The President of the Ghana Union of Traders Association (GUTA) has delivered a stinging rebuke to Ghana’s political class, holding both sides of Parliament responsible for what he describes as a systemic failure to protect local businesses from being crowded out by foreign enterprises.
Clement Boateng made no effort to soften his message as he addressed members of the Minority Caucus, laying the blame squarely at the feet of successive political administrations across party lines. His central charge: that lawmakers, through inaction and weak oversight, have allowed foreign investors, particularly from China, to entrench themselves in sectors of the economy that were historically the preserve of Ghanaian entrepreneurs.

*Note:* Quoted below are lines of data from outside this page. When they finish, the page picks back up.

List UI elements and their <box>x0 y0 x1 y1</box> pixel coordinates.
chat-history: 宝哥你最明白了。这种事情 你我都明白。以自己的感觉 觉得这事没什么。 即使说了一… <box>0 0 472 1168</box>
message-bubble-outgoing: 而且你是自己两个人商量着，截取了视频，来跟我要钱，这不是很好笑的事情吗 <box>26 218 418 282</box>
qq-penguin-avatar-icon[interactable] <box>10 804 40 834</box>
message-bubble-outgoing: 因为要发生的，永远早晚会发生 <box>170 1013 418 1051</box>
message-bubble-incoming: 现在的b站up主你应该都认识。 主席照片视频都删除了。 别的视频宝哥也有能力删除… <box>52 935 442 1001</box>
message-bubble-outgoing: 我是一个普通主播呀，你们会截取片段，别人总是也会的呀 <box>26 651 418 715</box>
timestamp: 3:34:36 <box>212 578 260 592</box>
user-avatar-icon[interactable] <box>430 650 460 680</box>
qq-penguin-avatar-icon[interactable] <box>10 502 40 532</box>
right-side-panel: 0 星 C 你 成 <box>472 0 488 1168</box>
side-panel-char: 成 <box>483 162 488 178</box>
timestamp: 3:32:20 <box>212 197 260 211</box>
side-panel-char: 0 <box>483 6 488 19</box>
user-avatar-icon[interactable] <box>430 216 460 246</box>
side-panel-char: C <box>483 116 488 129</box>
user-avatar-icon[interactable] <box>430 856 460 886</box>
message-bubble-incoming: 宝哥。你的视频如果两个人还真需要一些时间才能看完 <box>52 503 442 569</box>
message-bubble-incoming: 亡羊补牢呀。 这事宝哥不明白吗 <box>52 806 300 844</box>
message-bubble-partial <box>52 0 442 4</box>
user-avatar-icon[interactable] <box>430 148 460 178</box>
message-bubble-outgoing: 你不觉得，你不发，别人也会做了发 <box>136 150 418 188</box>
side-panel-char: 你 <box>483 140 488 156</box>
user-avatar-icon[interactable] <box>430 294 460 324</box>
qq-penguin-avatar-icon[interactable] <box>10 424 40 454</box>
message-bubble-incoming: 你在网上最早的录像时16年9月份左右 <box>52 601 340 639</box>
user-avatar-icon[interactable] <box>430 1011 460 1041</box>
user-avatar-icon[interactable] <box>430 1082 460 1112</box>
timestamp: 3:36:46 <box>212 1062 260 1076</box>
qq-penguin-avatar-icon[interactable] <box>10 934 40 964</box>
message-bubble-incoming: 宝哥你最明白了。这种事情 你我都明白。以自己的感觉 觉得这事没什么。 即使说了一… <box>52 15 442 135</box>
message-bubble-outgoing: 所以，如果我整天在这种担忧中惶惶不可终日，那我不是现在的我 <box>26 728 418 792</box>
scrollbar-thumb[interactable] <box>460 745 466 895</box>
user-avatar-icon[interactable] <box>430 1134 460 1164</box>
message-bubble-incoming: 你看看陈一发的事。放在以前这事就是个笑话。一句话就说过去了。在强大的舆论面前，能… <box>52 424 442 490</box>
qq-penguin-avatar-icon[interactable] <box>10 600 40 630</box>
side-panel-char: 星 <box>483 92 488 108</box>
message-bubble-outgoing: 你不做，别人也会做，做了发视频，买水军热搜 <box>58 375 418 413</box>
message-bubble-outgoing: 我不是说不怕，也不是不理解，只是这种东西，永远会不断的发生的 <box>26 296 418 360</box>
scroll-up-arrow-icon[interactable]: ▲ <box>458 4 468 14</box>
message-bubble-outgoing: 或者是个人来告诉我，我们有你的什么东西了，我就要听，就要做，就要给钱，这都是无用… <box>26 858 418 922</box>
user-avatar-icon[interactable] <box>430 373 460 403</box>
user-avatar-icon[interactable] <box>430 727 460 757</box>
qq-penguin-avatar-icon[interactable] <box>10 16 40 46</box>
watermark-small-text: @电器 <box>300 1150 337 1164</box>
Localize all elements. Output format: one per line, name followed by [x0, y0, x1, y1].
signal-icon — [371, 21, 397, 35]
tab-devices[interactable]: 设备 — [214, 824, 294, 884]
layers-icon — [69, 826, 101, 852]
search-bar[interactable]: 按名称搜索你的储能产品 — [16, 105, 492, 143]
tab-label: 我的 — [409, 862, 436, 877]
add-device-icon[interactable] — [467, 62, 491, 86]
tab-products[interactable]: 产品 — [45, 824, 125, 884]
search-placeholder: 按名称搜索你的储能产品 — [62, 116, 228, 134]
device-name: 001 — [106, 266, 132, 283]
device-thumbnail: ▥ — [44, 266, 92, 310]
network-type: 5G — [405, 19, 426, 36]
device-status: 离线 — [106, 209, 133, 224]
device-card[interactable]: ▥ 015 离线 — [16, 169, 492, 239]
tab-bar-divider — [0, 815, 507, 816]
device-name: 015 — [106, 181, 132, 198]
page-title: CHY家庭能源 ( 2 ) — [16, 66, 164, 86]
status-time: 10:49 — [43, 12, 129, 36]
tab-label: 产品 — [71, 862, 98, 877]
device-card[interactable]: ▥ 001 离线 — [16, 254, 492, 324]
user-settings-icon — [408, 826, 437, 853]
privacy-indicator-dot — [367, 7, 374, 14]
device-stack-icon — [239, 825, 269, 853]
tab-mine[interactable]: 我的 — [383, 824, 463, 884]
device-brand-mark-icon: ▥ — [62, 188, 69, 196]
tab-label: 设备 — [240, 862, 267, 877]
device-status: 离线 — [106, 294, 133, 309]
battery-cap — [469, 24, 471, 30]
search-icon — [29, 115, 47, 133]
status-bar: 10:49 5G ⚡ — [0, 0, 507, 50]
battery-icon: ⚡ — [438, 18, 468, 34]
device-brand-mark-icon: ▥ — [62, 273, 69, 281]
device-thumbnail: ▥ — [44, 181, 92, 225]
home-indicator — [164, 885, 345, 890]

The sectors Boateng identified paint a broad and troubling picture. Retail trade, construction, mining, finance, telecommunications, and small-scale commerce, areas once dominated by indigenous business owners, have, in his view, increasingly fallen under the influence of foreign players. The consequence, he argued, has been the gradual marginalisation of local entrepreneurs who find themselves unable to compete on an uneven playing field.
Nowhere has this been more damaging, Boateng suggested, than in the mining sector, where the surge in foreign activity has not only displaced Ghanaians economically but has also wreaked havoc on the environment. He pointed specifically to the contamination of vital water bodies, a crisis that has drawn widespread public concern and underscored the real human cost of unchecked foreign involvement in the industry.
The GUTA President also turned his attention to the regulatory frameworks that should, in theory, offer some protection. He singled out the Ghana Investment Promotion Centre Act, which contains provisions safeguarding local participation in certain sectors, but argued that the law exists largely on paper. Weak enforcement, he contended, has rendered these protections meaningless in practice, a failure he attributed to a lack of political will.
Perhaps his sharpest warning, however, was directed personally at the lawmakers in the room. Boateng reminded them that many of them are active business people themselves, and cautioned that once they exit public office and return fully to private enterprise, they will be forced to confront the very same challenges they are currently doing so little to address. It was, in effect, a warning that the consequences of their inaction would one day come home to roost.